La base scientifique posée, la question épidémiologique se pose : est-ce que le niveau radioactif des eaux contaminées relâchées par TEPCO dans les océans est particulièrement dangereux ou inquiétant ? Robert Richmond, biologiste à l’Université d’Hawaï rappelle les risques potentiels liés à la bioaccumulation des radionucléides et aux phénomènes de concentration dans la chaîne alimentaire, d’où la nécessité de contrôler la faune marine environnante. Selon l’Agence japonaise des pêches, les poissons capturés à 4 km du tuyau de rejet ne contenaient aucune quantité détectable de tritium. Ainsi Jim Smith, chercheur à l’Université de Portsmouth, estime que le risque que cela représente pour les pays riverains de l’océan Pacifique sera négligeable : « J’hésite toujours à dire zéro, mais proche de zéro ».

Tony Irwin, professeur à l’Université nationale australienne, met tout cela en perspective : « Le rejet d’eau de Fukushima ne constitue pas un événement unique. Les centrales nucléaires du monde entier rejettent régulièrement de l’eau contenant du tritium depuis plus de 60 ans sans nuire aux personnes ni à l’environnement, la plupart à des niveaux supérieurs aux 22 TBq par an prévus pour Fukushima. A titre de comparaison, la centrale nucléaire de Kori en Corée du Sud a rejeté 91 TBq en 2019, soit plus de quatre fois le rejet prévu de Fukushima et l’usine de retraitement française de La Hague a rejeté 11 400 TBq en 2018 dans la Manche, soit plus de douze fois le contenu total de tous les réservoirs de Fukushima, là encore sans nuire aux personnes ni à l’environnement. »

Or, la Chine, de ce point de vue, est sur un terrain un peu glissant : à alerter les internautes sur les risques alimentaires des déchargements japonais, ils pourraient aussi demander des comptes sur les déchargements chinois, plus nombreux et plus élevés. Ainsi, pour contre-attaquer sur le terrain médiatique, l’agence japonaise a donc diffusé la carte ci-contre qui se passe presque de commentaires (que les eaux déchargées aient été en contact avec le réacteur ou non, in fine, la mesure scientifiquement objective est celle de leurs radioactivités).

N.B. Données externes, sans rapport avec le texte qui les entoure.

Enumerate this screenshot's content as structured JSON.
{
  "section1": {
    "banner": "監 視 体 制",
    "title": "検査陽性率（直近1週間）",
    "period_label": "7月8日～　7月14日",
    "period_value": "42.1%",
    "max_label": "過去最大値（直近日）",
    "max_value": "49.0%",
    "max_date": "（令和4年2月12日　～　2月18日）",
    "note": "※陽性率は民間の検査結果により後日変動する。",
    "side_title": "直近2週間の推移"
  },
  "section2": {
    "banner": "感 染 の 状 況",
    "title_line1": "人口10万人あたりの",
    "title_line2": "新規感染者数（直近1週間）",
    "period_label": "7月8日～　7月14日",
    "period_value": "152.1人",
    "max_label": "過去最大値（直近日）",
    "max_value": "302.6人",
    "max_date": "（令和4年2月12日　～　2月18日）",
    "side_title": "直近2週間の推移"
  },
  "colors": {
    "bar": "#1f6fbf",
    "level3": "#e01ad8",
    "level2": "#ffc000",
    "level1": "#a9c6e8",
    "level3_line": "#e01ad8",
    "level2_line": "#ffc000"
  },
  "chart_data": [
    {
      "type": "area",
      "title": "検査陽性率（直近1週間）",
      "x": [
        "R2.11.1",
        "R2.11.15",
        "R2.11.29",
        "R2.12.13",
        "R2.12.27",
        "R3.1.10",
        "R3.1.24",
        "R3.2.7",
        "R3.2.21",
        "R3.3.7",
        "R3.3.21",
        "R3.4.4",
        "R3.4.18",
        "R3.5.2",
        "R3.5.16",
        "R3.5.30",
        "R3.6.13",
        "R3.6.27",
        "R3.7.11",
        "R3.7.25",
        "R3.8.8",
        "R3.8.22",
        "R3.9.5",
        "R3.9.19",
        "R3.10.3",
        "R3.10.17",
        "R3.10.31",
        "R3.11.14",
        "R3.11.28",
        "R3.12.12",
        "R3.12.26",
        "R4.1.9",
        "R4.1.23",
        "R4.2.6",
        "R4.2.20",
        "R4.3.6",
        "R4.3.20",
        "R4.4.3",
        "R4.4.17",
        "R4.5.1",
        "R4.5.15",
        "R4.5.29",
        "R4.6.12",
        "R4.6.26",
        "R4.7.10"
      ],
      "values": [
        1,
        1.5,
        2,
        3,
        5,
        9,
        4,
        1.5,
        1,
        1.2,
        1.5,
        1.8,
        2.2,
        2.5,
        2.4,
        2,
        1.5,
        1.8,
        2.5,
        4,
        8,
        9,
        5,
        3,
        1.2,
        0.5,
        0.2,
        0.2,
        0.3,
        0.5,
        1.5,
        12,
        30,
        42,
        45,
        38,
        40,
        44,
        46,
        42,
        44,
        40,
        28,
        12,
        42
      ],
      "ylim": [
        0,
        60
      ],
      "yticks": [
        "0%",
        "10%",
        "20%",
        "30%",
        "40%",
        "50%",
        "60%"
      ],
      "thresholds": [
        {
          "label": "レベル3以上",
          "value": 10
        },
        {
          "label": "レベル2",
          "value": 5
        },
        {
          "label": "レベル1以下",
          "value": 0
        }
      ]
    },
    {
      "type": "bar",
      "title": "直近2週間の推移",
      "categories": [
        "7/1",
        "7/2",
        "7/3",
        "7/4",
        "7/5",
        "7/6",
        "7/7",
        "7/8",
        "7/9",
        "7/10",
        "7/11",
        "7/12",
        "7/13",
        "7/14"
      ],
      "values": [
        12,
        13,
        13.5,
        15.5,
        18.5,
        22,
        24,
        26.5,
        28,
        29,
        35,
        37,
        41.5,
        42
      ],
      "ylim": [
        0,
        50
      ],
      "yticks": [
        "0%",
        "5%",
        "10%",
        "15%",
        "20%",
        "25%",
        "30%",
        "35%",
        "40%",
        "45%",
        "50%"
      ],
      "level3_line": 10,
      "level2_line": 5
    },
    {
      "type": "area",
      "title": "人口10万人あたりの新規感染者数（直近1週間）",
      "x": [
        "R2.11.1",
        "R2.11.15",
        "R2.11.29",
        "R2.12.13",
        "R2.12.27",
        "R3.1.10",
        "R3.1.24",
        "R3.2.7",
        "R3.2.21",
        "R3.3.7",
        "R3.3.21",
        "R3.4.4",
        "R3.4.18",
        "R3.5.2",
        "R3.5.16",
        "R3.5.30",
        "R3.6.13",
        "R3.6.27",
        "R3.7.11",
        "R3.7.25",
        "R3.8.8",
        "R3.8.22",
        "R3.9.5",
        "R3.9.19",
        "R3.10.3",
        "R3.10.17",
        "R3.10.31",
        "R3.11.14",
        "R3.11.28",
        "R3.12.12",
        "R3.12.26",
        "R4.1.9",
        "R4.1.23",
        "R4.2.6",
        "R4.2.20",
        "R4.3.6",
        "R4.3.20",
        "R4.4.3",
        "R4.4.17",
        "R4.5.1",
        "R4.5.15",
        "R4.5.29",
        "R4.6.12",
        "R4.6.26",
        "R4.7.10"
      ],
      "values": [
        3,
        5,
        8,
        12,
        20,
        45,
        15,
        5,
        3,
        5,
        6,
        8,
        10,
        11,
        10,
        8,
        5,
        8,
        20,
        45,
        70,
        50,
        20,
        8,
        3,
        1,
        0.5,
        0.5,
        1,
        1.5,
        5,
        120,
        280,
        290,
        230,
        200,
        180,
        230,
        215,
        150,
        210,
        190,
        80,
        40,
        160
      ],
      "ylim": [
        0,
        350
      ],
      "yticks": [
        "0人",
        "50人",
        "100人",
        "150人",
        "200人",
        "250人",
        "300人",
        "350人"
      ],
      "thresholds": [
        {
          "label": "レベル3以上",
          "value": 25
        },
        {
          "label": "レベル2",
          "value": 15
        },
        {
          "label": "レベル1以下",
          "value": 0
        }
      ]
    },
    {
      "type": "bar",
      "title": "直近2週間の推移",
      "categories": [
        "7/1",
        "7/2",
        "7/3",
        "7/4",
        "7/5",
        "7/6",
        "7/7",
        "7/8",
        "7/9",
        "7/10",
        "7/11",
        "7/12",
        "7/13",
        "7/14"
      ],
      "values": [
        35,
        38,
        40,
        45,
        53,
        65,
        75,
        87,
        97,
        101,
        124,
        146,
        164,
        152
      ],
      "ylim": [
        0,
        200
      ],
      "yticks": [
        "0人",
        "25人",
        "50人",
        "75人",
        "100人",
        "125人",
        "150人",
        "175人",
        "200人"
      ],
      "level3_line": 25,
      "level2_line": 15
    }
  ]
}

En outre, l’arbre radioactif de Fukushima ne doit pas cacher la forêt plastique chinoise. Sur les 300 millions de tonnes de plastique produites chaque année, plus de 14 millions de tonnes se retrouvent dans les océans. Or, la Chine est de loin la plus grande source de déchets plastiques mal gérés, ce qui contribue à en faire la plus grande source de plastique dans les océans. Certains évaluent que 44 % des déchets rejetés chaque année dans les océans proviennent de Chine. Les microplastiques étant désormais omniprésents dans les chaînes alimentaires aquatiques, la plupart des Chinois qui mangent du poisson mangent du plastique que ces poissons ont consommé : une étude a montré que sur les 21 espèces de poissons de mer et d’eau douce des eaux chinoises examinées, toutes avaient ingéré du plastique… En Chine (mais pas qu’en Chine), l’étranger est trop souvent le bouc-émissaire parfait permettant d’éviter de discuter des problèmes internes.